Gecenin Deminde Demlenmiş Sözlerim
Sesleniyorum karanlığa aşkın aydınlığıyla
geliyorum, yordun insanları artık çekil kenara.
©
Gönder semaya aşkla bir selam, benden kimseye
gelmez zarar diyerekten
©
İstediğin kadar kaç, kaçamazsın korkularından
yürüsen de aksak aksak.
©
Vakitsiz yatmak ve uyanmak bir sevda olsaydı,
herkes vakitsiz yatar ve uyanırdı. Bilinmeyen dillere sevda uyarda insan uymaz,
yabancı kalır, aşkla uzun süre baş başa kalmayınca ve yaşamayınca.
©
Bir bakış yetişmiyorsa bir gönüle ve yanağa, dağları
delmeye devirmeye hiç gerek yok, bırakın kalsın yerinde. Aşkla aşka varmak
insanların aşka ulaşılması için dağlar yıkılır ve delinir, ortada aşk yoksa
gerekte yok.
©
Derin bir mağara olsaydı bu gönül,
derinliklerde ve karanlıklar içinde kalırdık ve yaşardık.
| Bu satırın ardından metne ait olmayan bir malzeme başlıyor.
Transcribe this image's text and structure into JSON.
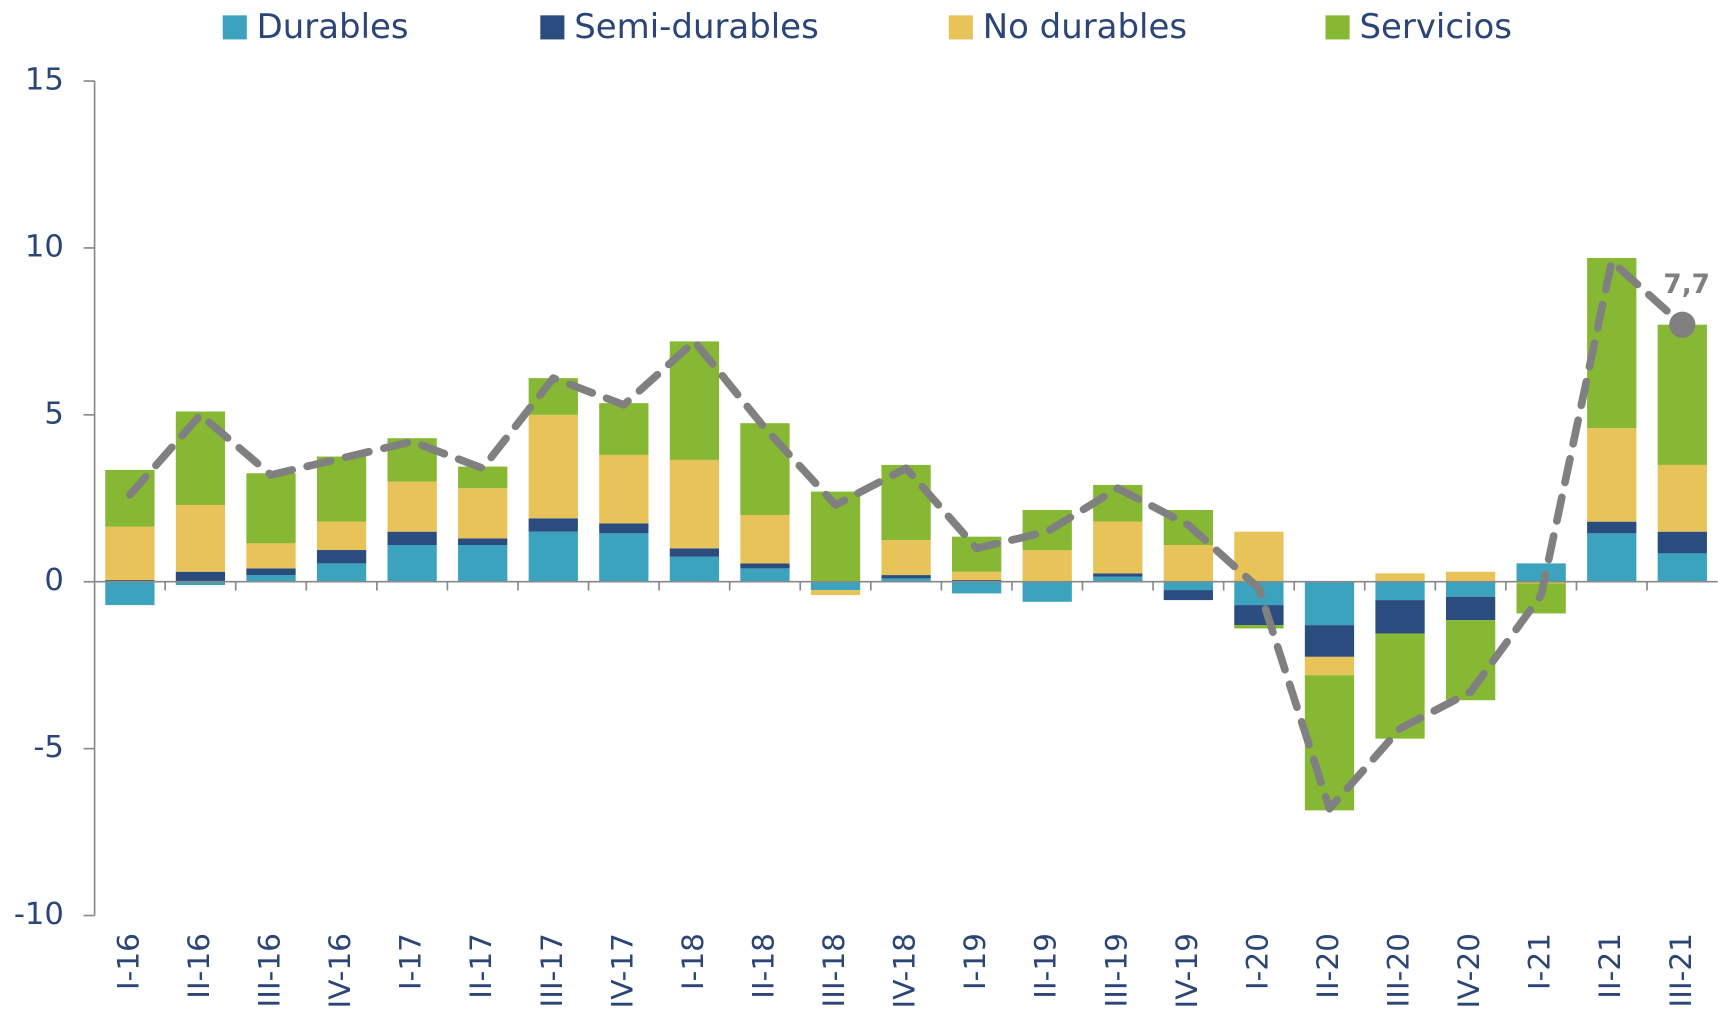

Derin bir mağara
değil bu gönül yaşadığımız bu aydınlık dünya, içini uyuşuk kelimelerle
doldurarak uyuşturmaya ne gerek var? Modern cümlelerle doldurmak bizi yabancı
kıldı sanki!
©
Tekrar tekrar nefretler, fırından pişerek
suratımıza atılıyor, bu fırıncıya odun vereni bulacaksın, neden odun verdiğini
soracaksın da, ya oduncu kardeşim ha ahirette yakıyor ha bu dünyada, bu dünyada
yanın hiç olmazsa alevi yok, ahirette aleviyle yanmayın derse, oturup yeniden
düşünmek lazım bence!Çünkü oduncunun umurunda değildir odunun
nerede yandığının,her gün odunlarının altına suyu vermeli.